Freitag, 9. Dezember 2016

Hugo Hinz - Verse / Die Frau




Verse

I

Mit Weh im Herzen durch die fremden Straßen laufen
und ein Glockenläuten lang
nur stillhalten:
Das ist mein Leid
seit so vielen Tagen.

II

Der Sommer kam,
und größere Fülle ward dir, Natur.
Nun reifte langsam die Frucht
der Gebärung entgegen
und wandte sich quillend zum Licht. –
Wir träumten kaum erst unter Blütenbäumen
vom Leichten des Daseins,
da überkam uns schon
schwerdunkle Fülle des Grabes.

Hugo Hinz, geboren 1894 in Berlin, gefallen am 7. Dezember 1914 im Osten.

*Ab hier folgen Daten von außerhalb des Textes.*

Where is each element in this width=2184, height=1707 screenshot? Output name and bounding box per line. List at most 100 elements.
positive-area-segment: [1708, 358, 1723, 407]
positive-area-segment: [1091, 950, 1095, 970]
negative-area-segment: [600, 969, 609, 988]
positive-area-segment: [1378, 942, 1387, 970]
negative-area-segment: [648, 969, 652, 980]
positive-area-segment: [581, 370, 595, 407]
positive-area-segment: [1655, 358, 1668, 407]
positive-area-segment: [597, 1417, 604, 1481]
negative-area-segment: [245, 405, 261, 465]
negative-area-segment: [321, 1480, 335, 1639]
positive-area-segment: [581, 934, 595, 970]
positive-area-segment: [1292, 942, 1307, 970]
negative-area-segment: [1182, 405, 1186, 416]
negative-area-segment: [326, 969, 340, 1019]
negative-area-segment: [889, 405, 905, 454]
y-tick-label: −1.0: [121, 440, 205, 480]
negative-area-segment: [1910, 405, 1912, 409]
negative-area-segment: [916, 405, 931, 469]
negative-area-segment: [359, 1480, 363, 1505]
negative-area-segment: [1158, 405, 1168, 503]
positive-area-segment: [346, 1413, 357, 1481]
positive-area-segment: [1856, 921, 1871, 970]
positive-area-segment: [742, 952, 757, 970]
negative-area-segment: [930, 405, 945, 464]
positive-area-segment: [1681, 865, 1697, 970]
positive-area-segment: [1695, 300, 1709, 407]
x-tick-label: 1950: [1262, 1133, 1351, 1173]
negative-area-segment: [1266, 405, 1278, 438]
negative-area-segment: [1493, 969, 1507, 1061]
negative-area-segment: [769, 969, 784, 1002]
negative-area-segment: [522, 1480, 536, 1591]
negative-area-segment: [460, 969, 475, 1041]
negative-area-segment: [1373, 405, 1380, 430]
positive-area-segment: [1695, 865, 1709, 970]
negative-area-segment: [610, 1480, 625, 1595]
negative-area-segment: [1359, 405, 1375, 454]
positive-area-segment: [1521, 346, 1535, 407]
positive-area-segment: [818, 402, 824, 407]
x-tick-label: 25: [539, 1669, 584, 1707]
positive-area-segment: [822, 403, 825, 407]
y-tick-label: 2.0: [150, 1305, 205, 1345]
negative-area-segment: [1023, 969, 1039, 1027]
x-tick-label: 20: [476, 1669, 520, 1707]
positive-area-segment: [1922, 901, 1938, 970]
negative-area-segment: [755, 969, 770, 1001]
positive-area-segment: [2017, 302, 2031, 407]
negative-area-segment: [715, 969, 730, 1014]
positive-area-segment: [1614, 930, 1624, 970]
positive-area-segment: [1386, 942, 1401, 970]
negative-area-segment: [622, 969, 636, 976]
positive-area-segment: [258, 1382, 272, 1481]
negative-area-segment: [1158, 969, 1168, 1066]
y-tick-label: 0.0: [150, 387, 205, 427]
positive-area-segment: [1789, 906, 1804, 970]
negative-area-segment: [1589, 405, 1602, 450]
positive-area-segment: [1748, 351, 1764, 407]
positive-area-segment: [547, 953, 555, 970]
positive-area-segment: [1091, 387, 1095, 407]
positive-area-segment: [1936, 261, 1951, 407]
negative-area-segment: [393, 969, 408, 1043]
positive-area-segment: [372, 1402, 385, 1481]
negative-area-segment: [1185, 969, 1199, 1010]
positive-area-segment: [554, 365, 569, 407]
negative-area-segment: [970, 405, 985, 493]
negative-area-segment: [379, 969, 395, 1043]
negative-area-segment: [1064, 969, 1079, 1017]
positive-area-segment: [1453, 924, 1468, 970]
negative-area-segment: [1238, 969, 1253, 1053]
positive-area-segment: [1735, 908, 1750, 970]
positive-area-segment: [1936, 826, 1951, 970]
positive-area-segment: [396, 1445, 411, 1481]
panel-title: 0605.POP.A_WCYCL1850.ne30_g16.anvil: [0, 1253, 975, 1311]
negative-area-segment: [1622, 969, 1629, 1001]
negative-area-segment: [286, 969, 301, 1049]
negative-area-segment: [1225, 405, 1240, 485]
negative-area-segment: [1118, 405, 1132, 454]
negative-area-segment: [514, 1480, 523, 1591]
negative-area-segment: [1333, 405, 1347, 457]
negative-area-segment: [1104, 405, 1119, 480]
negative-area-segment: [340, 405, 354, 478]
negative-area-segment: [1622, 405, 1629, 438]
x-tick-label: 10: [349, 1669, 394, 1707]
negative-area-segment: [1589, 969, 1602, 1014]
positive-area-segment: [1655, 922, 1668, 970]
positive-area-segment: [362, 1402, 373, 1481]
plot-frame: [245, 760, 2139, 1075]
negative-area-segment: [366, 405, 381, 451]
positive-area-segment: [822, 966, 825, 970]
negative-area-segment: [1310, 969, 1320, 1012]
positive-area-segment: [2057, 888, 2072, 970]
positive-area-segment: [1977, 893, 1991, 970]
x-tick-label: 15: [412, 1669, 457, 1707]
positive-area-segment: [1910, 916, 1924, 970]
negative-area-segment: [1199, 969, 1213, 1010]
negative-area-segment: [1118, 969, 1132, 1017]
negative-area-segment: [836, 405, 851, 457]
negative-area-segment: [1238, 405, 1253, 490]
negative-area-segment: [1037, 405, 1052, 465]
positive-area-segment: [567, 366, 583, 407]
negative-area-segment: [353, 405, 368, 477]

Hinz war in der Kriegsanthologie „1914-1916“ von Franz Pfemfert vertreten, allerdings mit den unbearbeiteten "Versen I-II" (seine letzten, die er vom Schlachtfeld an den Herausgeber geschickt hatte). In der AKTION waren zuvor vom Jan-März 1914 kurze Prosastücke (Vom reinen Gefühl, Auf eine Siegniederlage) erschienen und das Gedicht „Die Frau“.


Die Frau

Als sie mit endlichem Entschluss
das Fenster aufriss
und ihren Leib auf die Straße warf,
geschah dies so,
daß niemand es sah.
Das Schreien verhielt sie
im Bewußtsein der Tat.
Nur das erschreckte Gewein eines Kindes
Erfüllte ihr Ohr in dem Augenblick,
der zwischen Sturz und Sterben ihr blieb.
Und sie glaubte,
zuletzt erschauernd,
es weine um sie.

Aus: Die Aktion. Jg. 4, Nr. 1, 3. Januar 1914,

Das Bild "Kontrapunkte" ist von der 2017 verstorbenen Fredelsloher Künstlerin Andrea Rausch, mit freundlicher Genehmigung der Hdei Kupfer Stiftung Fredelsloh als Nachlassverwalterin.